C. the Romanian says
Wow, that looks absolutely amazing! I love how things are turning out and I especially like the stone walls. Living in that house will surely be an experience!
It seems that workers in Guatemala have the exact same way of thinking (or not thinking) like those in Romania. We’ve recently remodeled our apartment and I had to go away for a few days, so I insisted they get all the required materials. The next day, they were calling saying that they don’t have enough of this or that. Then the following day the same happened. Probably it’s a trait they all must have 🙂
Pauline says
Thanks Calin! Yeah, that’s what you get for not hiring a fancy contractor 50% more expensive, but all in all those extra trips to the store still add u to less money so it’s fine by me!
Brian says
That’s a lot of progress. I really do enjoy these updates. It’s looking really great
Pauline says
Thank you Brian, I really like the results too, worth the effort.
Lisa says
Pauline, it is great to see your progress. I loved watching along with your weekly updates on the first little house. Seems you have figured out what works best in your area and things are moving along very quickly this time. Thanks for sharing!
Pauline says
Thank you Lisa! Part of what makes it easier is starting from scratch, instead of making do with an existing building and fixing things up. That is the best part, being able to create a house 100% to my wishes.

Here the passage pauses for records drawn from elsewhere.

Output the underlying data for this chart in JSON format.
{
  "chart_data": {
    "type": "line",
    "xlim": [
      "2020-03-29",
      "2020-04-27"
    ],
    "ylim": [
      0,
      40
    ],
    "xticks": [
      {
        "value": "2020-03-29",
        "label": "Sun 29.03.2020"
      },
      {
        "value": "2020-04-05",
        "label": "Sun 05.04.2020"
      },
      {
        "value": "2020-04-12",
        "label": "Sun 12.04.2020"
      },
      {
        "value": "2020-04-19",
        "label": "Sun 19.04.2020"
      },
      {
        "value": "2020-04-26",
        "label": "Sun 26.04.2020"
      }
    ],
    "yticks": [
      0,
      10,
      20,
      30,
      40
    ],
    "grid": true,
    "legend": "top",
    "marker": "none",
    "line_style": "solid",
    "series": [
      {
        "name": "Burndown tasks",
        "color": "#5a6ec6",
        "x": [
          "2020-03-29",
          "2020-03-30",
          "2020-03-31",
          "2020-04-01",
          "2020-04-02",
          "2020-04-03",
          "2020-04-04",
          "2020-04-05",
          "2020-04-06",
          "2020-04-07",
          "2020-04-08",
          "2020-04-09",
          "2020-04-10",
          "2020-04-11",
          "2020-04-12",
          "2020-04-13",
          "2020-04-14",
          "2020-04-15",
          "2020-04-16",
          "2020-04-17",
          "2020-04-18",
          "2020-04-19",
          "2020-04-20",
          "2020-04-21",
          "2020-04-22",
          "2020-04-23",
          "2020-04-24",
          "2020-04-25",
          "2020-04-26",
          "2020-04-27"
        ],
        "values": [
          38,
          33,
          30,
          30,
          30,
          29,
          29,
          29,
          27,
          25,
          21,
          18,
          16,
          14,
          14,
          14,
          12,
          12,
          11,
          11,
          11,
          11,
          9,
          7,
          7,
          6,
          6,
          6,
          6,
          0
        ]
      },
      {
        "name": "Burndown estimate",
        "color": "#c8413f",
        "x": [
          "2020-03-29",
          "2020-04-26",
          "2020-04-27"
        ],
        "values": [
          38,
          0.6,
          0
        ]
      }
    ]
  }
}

Don @ Breath of Optimism says
I love looking through the pictures and seeing the progress they make. You’re right, in the one pic it does look like a castle!
I think I enjoyed this post so much is because my wife and I want to build our next home and seeing these pictures just reinforces that desire.
Gen Y Finance Guy says
It is really coming together nicely. I am sure you are excited for it to be complete.
Cheers
Anne @ Money Propeller says
These are always so fun to read. The considerations for your buildings are so, so different than mine! For example, the way you need to plan for secure spaces that people can’t see into.
My pantry door has a lock on it, because the place was originally built to be ski condos, so owners who rented out their condos could lock their personal possessions in the big closet and leave them there.
Kasia says
Wow, that’s awesome! Must be so exciting building your own home and at such an unbelievable cost. Looking forward to more updates.
Myles Money says
I know I’m not the only one who finds this inspirational: you should collect up your experiences and turn them into a HOW TO book about house-building in paradise.
Allan says
It’s such a cool project! 🙂 Thanks for sharing all those pictures. Their bridge to go pour the concrete is… oh well… I don’t know how to describe it. Let’s say “amazing”! Like Napoleon, I wouldn’t want to step a foot on it. 🙂
Mrs. Enchumbao says
Wow, I love seeing this go from idea to reality! Mr. Enchumbao and I are scheming to build a house in the Dominican Republic upon reaching FI, so it’s really helpful to hear about your experiences. We’ll definitely have to build in time and a budget for a recognition fiesta, as people in DR love to party after working hard, too!